Moreover, she argued that modern neoliberal capitalism, and its obscene digits like the pornography industry and the cosmetics industry, both billion dollar industries, reduces women to their bodies. Moreover, these industries promote a form of dehumanization of women, that contributes to a culture of violence and abuse. "So once you are a body – what's the harm in raping you or groping you?" Kamla asks. She derides capitalism as a system when everything is saleable and profits matter more than people.

Cultural change

"India needs a cultural revolution", said Bhasin. She resented that South Asia's women are shackled by a myriad of social customs and beliefs that embrace and straddle the patriarchy. "Often religion is used as a shield to justify patriarchy. When you question something, you are told, yeh toh hamara sanskar hai, riwaaj hai (This is our culture, our traditions). And when this is done, it means logic has ended, belief has come in.", she told The Hindu in a 2013 interview.

She challenged patriarchal ideas in language, and questioned the validity and history of everyday words. The Hindi word swami, that is often used for a partner, for instance, implies 'lord' or 'owner', as does the word 'husband', which originates from animal husbandry. She adjudged all these customs against the constitution of India that offers every woman the right to equality and the promise of a dignified life.

=== Views on feminist theory ===

Bhasin rejected the notion that feminism is a western concept. She stressed that Indian feminism has its roots in its own struggles and tribulations. She said that she didn't become a feminist by reading other feminists, she became one as a part of a larger natural evolution from merely a development worker, to a feminist development worker. She said that it is the story of many others.

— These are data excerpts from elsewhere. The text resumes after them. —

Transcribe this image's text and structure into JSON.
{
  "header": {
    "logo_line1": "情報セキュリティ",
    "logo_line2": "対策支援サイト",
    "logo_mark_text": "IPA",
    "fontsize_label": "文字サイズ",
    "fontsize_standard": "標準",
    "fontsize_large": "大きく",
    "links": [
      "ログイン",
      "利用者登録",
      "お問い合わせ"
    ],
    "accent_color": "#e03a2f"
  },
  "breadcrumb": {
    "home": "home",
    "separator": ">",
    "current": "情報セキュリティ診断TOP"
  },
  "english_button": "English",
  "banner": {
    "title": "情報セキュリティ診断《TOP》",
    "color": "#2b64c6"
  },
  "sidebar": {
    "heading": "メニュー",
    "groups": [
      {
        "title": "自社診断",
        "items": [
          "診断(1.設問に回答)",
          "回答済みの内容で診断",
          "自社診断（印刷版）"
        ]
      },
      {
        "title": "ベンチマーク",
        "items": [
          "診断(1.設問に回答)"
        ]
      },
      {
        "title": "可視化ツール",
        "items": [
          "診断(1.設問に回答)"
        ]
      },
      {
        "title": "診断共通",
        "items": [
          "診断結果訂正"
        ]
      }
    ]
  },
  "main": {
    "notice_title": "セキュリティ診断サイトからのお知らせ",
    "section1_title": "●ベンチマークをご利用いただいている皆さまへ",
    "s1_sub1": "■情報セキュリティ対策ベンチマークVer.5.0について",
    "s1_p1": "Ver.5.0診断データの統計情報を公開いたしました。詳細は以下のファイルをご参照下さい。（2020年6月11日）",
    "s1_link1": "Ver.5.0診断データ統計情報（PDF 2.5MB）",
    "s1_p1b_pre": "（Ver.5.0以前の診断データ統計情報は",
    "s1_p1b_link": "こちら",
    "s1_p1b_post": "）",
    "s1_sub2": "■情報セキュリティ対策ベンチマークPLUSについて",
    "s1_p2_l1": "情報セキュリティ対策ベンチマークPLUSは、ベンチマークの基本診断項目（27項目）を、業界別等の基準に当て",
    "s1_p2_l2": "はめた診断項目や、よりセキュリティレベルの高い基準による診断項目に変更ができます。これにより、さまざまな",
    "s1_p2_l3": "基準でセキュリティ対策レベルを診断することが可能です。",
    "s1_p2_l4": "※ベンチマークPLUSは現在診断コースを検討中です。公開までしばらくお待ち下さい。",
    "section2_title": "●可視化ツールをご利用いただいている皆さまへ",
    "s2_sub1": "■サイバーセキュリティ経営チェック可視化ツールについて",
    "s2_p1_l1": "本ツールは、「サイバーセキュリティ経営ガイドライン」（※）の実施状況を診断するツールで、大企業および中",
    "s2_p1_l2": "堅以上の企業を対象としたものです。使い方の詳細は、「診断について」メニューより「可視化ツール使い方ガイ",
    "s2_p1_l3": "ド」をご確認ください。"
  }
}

When asked what she had to say on the premise that the term feminism antagonizes a lot of people, she said, "People are not happy with feminism, and even if I call it XYZ, they will still be against. It is because they mind the fact that we want freedom, we want equality, and there are lots of people, customs, and traditions who don't want to give women freedom."

While she agreed that theory and action have to go hand in hand for change to come, she believed that feminist theory is important. Her workshops routinely consulted with and worked with social scientists, feminists and academics. They can be described as a marriage between action and theory.

She maintained that feminism is not a war between men and women. She said it is a fight between two ideologies. One that elevates men and gives them power, and the other, that advocates for equality.

Bhasin has been criticized for her Trans-exclusionary remarks and views, for which she eventually apologised.

== Death ==
Bhasin died on 25 September 2021 at the age of 75 due to cancer.